MEACP : a Monstra, a Eternidade e a Assertividade com as Coisas Passageiras....

Acredito na arte como reinterpretação humana, do que quer que seja que os humanos experienciem. Pôr uma ordem no caos humano, ignorá-lo, acentuá-lo , percebê-lo, enfim seja ele o que for. Não a compreendo sem o elemento de mudança: "mudam-se os tempos mudam-se as vontades, muda-se o ser , muda-se a esperança, todo o mundo é composto de mudanças" - Luís de Camões, o autor de uma das frases /lemas minhas preferidas. Outro dos meus lemas preferidos é uma colagem de uma frase que alguém criou acrescentada de algo meu: " È a falar que as pessoas se entendem" ( frase de autor desconhecido), a que juntei: "quando se querem entender".. Então fica assim :


" È a falar que as pessoas se entendem, quando querem entender"

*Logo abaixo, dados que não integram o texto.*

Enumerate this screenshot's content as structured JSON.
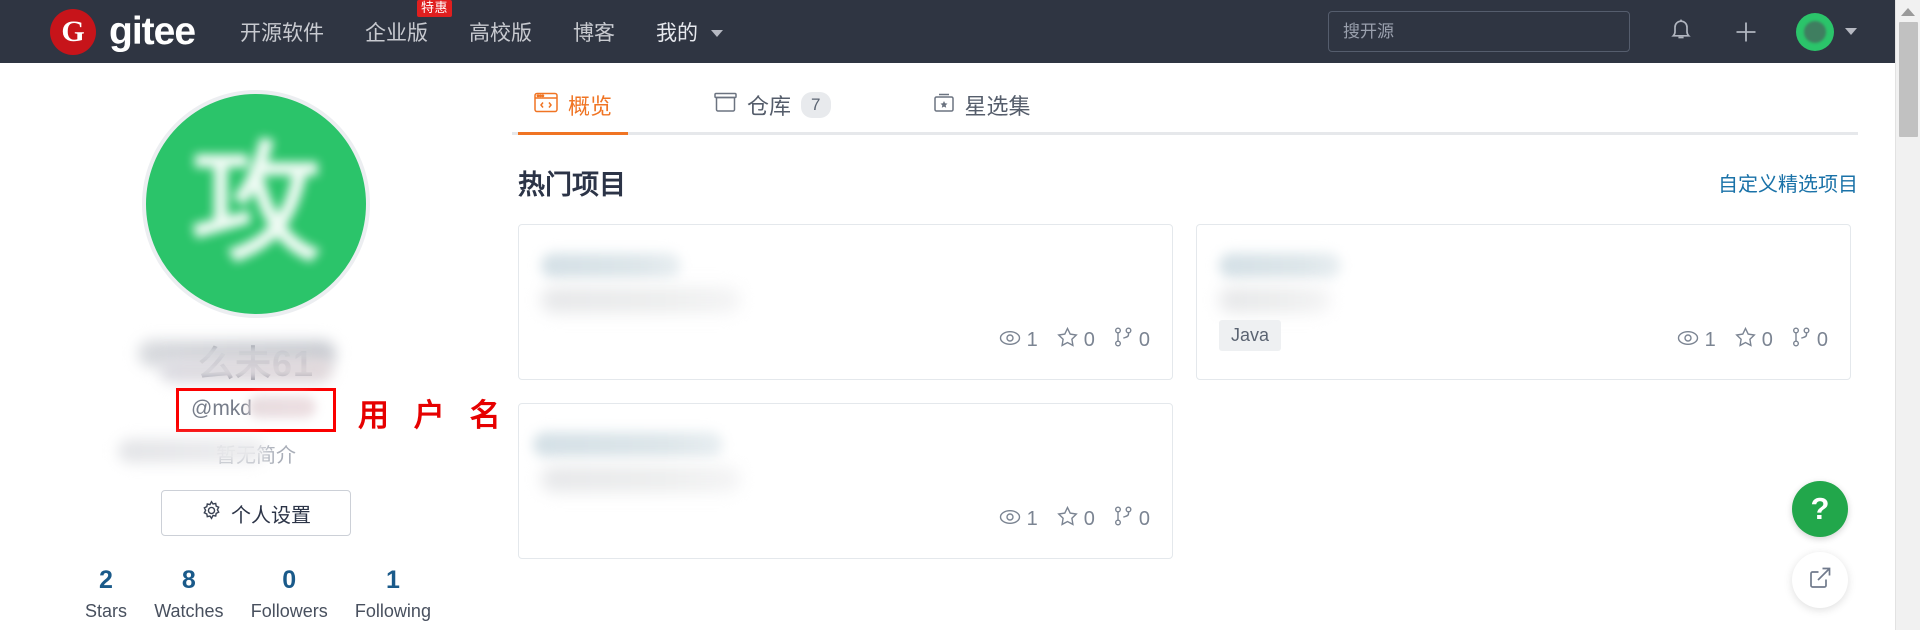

Assim quando quero falar com alguém com quem quero falar digo :

È a falar que as pessoas se entendem , quando se querem entender. Queres entender-te comigo?" Se a pessoa diz sim , então falo e normalmente entendemo-nos. Se a pessoa começa logo com insultos e agressões já sei que ela não se deseja entender. Das duas uma : ou viro a cara e ignoro, e isso é uma bofetada de luva branca, ou ponho os pontos nos is, isto é digo-lhe de forma assertiva aquilo que realmente merece ouvir, porque uma coisa aprendi na vida: os sacaninhas, que gostam de pisar tudo e todos para se imporem , precisam de ser contrariados e de ver que há gente que deles não tem medo, e isso é um caminho que não é fácil para irem perdendo terreno para a sua caça ilegal. Bom , mas quem disse que a vida é um mar de rosas? E então os picos!!! Definitivamente os conflitos fazem parte dela. Da tempestade surge a bonança.

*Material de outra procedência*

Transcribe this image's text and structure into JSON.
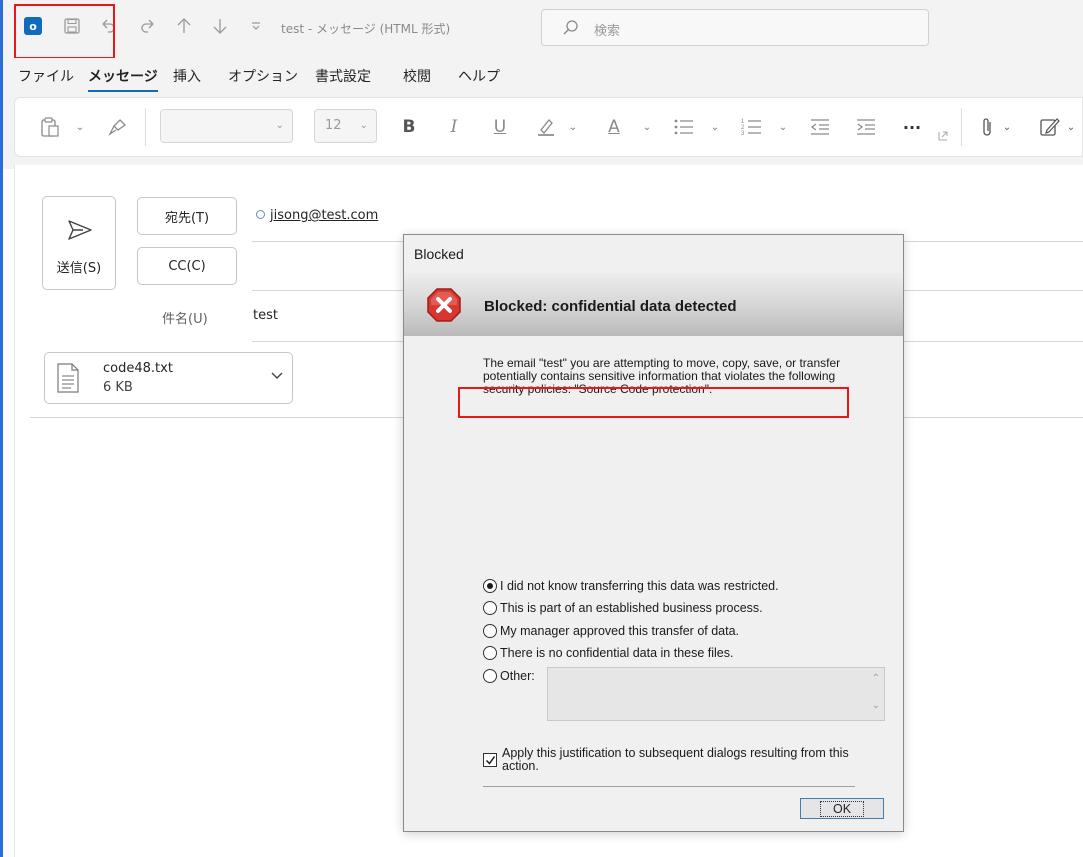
{
  "window": {
    "title": "test - メッセージ (HTML 形式)",
    "search_placeholder": "検索"
  },
  "ribbon_tabs": [
    {
      "label": "ファイル"
    },
    {
      "label": "メッセージ"
    },
    {
      "label": "挿入"
    },
    {
      "label": "オプション"
    },
    {
      "label": "書式設定"
    },
    {
      "label": "校閲"
    },
    {
      "label": "ヘルプ"
    }
  ],
  "toolbar": {
    "font_size": "12",
    "bold": "B",
    "italic": "I",
    "underline": "U",
    "font_color": "A",
    "more": "···"
  },
  "compose": {
    "send_label": "送信(S)",
    "to_label": "宛先(T)",
    "cc_label": "CC(C)",
    "recipient": "jisong@test.com",
    "subject_label": "件名(U)",
    "subject_value": "test"
  },
  "attachment": {
    "name": "code48.txt",
    "size": "6 KB"
  },
  "dialog": {
    "title": "Blocked",
    "header": "Blocked: confidential data detected",
    "message": "The email \"test\" you are attempting to move, copy, save, or transfer potentially contains sensitive information that violates the following security policies: \"Source Code protection\".",
    "options": [
      {
        "label": "I did not know transferring this data was restricted.",
        "selected": true
      },
      {
        "label": "This is part of an established business process.",
        "selected": false
      },
      {
        "label": "My manager approved this transfer of data.",
        "selected": false
      },
      {
        "label": "There is no confidential data in these files.",
        "selected": false
      },
      {
        "label": "Other:",
        "selected": false
      }
    ],
    "apply_checkbox": {
      "label": "Apply this justification to subsequent dialogs resulting from this action.",
      "checked": true
    },
    "ok_label": "OK"
  },
  "colors": {
    "accent": "#0f6cbd",
    "highlight": "#e81818"
  }
}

Bom , e a Monstra aí está, repleta de vitalidade e é um prazer ver como o cinema de animação português cresceu. Tirei um mestrado em cinema de animação em Inglaterra. Lá estive praticamente quase a ganhar um prémio de animação no "First bite competition" com um filme que realizei em conjunto com um ilustrador” Fast removals”. Tanto lá com cá, tive a oportunidade de ficar ligada ao reino inseguro da arte .Já que não tenho fortuna, nem ninguém a sustentar-me , optei pela segurança, sendo professora. Perdi tempo e estado de espírito sequencial para me dedicar exclusivamente à arte. Perdi fama que já tive, prémios e entrevistas, todo um foguetório que nunca me impressionou muito. Cresci mais na compreensão do que é o ser humano, e a ensinar cresci muito também como "artista plástica", simplesmente porque há sempre que aprender para ensinar. Perto dos 56 anos, cansada, ainda tenho sete turmas!!!!!!!!!!!!!! Uma filha já meia criada ( se escreve aqueles poemas...).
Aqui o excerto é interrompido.